Indeed, several cases of skin reactions have been recorded following the topical application of Vitamin K1. The estimated frequency was 2.5 to 4 skin intolerances per 100,000 cosmetic products sold at a concentration between 1 and 2%. It is particularly known to cause the onset of allergic contact dermatitis.

Furthermore, Vitamin K1 possesses a sensitisation potential, meaning that its topical application can lead to significant sensitisation to Vitamin K1, which is used in treatments for blood clotting. This sensitisation can therefore prove concerning for patients undergoing treatments based on this fat-soluble vitamin.

Therefore, Vitamin K1 would act as an allergen.

These observed reactions may be due to the activation of the immune system. When a person sensitive to Vitamin K1 comes into contact with this substance, their immune system may overreact, mistakenly identifying Vitamin K1 as a threat. This triggers the release of inflammatory mediators, such as histamines, which cause skin allergy symptoms such as redness, itching, and rashes.

Finally, it appears that vitamin K1 may be photo-unstable. Indeed, a study conducted by Vincent KAM-WAI WONG and Paul CHI-LUI HO demonstrated that when exposed to UV light at 254 nm, vitamin K1 rapidly decomposed with a degradation rate constant of 7.63 per day-1. This situation could potentially compromise the stability of the formula in which it is included and could potentially be photosensitising for the skin, making it vulnerable to free radicals produced by oxidative stress.

Currently, cosmetic products claiming the presence of vitamin K typically contain the oxidised form (vitamin K oxide), which is less irritating and more stable.
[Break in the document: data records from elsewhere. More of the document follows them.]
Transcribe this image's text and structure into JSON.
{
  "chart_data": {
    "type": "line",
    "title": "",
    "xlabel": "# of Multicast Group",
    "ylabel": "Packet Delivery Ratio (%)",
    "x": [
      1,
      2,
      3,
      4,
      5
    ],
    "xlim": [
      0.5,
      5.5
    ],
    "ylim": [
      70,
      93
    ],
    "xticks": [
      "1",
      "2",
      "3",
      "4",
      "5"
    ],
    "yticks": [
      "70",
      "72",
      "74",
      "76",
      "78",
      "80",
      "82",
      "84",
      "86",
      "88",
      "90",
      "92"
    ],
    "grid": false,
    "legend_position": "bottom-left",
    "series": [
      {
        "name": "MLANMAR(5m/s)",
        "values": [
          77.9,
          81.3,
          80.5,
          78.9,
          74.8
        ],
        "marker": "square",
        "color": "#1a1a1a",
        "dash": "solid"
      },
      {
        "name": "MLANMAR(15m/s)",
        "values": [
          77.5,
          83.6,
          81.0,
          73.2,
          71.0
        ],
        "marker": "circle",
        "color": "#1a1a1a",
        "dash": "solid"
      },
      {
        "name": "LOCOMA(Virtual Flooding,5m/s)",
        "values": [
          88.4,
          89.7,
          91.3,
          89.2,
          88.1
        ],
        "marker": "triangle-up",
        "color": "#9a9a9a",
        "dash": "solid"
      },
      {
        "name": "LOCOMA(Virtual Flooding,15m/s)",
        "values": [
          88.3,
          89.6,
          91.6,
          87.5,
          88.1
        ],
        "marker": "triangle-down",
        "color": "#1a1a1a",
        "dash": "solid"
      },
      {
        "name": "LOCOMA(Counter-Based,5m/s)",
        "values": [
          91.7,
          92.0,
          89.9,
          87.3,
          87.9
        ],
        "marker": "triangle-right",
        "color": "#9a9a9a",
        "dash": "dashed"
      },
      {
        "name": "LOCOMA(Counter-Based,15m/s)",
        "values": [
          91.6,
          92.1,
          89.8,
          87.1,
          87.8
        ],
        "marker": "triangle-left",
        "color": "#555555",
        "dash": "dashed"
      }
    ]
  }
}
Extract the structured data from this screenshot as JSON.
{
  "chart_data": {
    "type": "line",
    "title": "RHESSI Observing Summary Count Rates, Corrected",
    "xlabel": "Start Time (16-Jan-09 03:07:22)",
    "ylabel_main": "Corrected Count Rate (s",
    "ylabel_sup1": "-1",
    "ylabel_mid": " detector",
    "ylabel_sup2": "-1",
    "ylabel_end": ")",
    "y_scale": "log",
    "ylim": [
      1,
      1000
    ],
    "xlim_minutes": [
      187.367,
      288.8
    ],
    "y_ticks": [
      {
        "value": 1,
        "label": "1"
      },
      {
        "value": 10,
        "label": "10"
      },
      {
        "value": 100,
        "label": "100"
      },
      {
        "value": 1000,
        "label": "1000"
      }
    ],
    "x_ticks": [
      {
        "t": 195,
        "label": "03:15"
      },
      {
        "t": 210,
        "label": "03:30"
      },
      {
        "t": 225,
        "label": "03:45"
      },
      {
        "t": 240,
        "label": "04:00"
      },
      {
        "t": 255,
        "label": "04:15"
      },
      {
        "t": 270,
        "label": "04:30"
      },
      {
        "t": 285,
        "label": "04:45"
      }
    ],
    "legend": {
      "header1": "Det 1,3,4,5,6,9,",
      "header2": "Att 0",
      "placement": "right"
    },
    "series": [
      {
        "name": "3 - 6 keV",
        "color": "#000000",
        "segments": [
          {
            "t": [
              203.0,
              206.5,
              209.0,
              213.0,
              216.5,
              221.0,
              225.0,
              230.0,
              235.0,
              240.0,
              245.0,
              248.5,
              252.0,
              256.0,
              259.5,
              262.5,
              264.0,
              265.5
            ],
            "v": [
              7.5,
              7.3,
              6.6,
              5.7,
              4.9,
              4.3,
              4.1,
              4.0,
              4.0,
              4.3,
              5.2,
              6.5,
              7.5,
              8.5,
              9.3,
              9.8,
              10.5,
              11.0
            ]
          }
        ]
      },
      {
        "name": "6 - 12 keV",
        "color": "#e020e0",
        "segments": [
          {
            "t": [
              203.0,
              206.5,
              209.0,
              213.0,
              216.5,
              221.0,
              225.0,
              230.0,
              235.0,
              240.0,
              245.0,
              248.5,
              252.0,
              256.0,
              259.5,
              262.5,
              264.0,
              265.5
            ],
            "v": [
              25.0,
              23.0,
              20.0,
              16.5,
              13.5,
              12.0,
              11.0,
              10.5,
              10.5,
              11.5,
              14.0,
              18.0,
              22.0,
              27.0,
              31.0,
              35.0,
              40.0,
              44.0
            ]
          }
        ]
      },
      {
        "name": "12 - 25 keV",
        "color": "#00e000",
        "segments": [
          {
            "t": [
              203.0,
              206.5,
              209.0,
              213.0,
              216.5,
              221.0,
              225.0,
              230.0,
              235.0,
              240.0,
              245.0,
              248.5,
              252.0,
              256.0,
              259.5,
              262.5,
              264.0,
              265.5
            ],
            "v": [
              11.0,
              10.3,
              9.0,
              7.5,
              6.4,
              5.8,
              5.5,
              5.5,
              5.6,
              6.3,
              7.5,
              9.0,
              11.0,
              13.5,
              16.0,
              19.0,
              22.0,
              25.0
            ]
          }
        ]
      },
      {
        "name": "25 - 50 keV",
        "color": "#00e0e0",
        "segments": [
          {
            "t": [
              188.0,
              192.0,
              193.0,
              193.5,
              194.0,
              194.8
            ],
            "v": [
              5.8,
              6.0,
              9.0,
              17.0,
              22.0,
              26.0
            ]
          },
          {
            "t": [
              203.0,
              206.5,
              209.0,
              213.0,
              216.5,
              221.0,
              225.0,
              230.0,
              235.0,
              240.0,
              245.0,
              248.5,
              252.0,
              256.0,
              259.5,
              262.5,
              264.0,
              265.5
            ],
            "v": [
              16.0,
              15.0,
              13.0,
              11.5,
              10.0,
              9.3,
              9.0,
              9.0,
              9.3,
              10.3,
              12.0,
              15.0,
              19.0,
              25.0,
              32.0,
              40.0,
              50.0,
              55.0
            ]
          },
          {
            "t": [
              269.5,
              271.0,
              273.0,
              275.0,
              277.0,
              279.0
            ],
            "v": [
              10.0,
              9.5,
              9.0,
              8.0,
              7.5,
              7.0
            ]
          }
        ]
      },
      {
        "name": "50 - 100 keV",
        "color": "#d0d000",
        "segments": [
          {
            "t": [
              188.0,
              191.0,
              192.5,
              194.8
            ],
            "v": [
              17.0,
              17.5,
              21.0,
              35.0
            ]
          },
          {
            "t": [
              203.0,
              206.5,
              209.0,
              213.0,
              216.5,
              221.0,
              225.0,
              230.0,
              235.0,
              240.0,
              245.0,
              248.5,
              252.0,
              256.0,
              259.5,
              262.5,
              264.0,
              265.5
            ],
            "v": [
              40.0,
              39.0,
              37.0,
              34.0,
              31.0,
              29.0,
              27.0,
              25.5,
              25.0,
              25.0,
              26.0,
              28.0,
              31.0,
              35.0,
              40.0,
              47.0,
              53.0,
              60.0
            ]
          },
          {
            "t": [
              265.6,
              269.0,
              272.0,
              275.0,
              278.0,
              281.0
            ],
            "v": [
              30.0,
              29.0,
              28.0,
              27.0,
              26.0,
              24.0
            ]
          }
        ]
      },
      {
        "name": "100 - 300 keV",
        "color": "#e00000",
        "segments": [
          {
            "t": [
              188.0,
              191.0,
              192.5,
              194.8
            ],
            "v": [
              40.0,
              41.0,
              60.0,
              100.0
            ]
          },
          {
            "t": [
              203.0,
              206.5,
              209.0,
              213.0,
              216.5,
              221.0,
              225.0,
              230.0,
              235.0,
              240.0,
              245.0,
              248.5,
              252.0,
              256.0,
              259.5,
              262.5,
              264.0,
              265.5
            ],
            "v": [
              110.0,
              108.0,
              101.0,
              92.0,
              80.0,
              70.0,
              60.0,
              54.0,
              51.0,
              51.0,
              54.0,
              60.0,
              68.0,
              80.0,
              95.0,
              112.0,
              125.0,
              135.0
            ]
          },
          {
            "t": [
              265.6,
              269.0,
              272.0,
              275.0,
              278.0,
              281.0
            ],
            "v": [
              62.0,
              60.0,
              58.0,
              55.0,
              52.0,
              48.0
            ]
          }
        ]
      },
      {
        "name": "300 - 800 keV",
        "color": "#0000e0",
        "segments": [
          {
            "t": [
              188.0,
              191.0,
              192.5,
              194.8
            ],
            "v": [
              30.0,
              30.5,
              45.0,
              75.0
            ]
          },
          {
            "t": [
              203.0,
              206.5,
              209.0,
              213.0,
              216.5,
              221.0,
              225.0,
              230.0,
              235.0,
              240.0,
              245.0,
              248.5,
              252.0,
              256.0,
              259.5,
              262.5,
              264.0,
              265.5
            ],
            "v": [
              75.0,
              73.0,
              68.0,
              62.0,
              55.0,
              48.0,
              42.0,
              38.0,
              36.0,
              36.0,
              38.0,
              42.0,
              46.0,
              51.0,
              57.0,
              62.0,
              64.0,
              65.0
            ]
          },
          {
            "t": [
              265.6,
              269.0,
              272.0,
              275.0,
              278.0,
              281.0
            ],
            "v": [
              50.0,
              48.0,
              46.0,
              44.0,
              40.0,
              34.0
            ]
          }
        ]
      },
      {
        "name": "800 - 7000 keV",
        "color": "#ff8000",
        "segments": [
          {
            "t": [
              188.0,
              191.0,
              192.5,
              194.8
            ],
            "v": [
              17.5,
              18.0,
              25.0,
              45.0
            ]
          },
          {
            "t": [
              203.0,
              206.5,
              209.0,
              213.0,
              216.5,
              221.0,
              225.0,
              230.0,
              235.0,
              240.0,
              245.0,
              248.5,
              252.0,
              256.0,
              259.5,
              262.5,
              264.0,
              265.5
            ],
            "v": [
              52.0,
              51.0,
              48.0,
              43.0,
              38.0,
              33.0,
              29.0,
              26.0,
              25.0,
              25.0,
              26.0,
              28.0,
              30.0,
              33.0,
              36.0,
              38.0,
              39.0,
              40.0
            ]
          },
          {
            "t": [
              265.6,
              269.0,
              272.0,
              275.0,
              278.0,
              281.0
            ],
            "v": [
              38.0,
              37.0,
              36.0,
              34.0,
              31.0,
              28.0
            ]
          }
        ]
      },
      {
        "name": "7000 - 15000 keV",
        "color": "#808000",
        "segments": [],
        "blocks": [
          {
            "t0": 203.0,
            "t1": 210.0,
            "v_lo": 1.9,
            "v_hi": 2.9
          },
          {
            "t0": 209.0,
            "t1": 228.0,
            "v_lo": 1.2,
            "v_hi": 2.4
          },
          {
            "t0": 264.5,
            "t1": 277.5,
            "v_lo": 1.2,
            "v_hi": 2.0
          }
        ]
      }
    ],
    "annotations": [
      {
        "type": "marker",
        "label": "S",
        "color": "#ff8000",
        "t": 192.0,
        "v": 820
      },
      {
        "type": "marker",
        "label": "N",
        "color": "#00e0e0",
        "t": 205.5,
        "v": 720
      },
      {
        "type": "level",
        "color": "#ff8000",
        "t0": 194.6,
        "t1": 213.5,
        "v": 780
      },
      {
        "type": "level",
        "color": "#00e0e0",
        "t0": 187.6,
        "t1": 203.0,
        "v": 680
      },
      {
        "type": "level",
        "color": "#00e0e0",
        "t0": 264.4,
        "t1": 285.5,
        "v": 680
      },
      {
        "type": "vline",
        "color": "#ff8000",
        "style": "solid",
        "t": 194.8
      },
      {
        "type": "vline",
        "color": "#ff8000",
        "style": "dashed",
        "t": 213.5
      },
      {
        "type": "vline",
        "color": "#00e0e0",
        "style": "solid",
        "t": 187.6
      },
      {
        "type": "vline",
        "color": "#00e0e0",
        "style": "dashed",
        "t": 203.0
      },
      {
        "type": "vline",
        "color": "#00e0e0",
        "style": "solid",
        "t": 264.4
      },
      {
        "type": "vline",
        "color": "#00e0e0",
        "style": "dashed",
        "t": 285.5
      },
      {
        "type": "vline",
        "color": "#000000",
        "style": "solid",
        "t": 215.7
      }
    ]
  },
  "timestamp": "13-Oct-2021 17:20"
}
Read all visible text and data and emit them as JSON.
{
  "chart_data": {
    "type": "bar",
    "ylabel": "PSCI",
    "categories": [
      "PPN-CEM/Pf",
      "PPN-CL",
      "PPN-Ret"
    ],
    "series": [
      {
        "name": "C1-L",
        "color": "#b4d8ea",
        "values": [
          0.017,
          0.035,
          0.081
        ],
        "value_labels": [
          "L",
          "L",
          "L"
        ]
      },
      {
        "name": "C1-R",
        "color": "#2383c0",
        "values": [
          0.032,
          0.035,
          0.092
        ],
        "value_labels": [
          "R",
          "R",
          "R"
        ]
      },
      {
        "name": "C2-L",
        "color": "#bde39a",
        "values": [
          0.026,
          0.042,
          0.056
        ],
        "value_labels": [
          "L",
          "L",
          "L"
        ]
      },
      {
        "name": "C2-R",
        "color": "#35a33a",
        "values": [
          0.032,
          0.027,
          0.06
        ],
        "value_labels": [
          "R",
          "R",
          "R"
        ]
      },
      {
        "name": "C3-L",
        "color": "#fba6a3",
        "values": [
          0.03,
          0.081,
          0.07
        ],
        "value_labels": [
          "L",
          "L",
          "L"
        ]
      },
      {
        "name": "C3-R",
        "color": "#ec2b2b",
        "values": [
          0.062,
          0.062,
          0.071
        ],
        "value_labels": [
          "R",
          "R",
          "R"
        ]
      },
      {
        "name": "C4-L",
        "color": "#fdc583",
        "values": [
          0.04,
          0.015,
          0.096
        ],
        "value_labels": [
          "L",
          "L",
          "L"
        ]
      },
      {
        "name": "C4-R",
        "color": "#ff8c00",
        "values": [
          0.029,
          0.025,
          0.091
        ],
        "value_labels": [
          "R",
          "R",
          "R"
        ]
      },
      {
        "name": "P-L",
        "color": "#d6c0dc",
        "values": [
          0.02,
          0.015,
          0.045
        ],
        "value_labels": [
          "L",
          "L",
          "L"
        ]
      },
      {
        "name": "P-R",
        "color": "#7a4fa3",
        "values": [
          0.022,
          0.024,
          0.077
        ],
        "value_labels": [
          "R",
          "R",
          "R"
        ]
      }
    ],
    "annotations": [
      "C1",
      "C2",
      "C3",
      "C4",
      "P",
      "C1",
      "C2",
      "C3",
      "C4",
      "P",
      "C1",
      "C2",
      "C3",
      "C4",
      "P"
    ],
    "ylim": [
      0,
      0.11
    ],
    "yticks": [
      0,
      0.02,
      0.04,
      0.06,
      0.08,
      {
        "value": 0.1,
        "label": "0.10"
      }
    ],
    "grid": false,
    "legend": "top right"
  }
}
Moreover, reactions are individual and will depend on the person's allergic situation.

Sources

  • HO P. C. & al. Influence of DL methionine and sodium metabisulphite on the photostability of vitamin k1. PDA Journal of Pharmaceutical Science and Technology (1998).

  • DIRECTIVE 2009/6/CE DE LA COMMISSION du 4 Février 2009. Journal officiel de l’Union européenne (2009).

  • Opinion on vitamin K1 (phytonadione). Scientific Committee on Consumer Safety (2010).

  • NOVÁKOVÁ L. & al. Vitamin K – sources, physiological role, kinetics, deficiency, detection, therapeutic use, and toxicity. Nutrition Reviews (2022).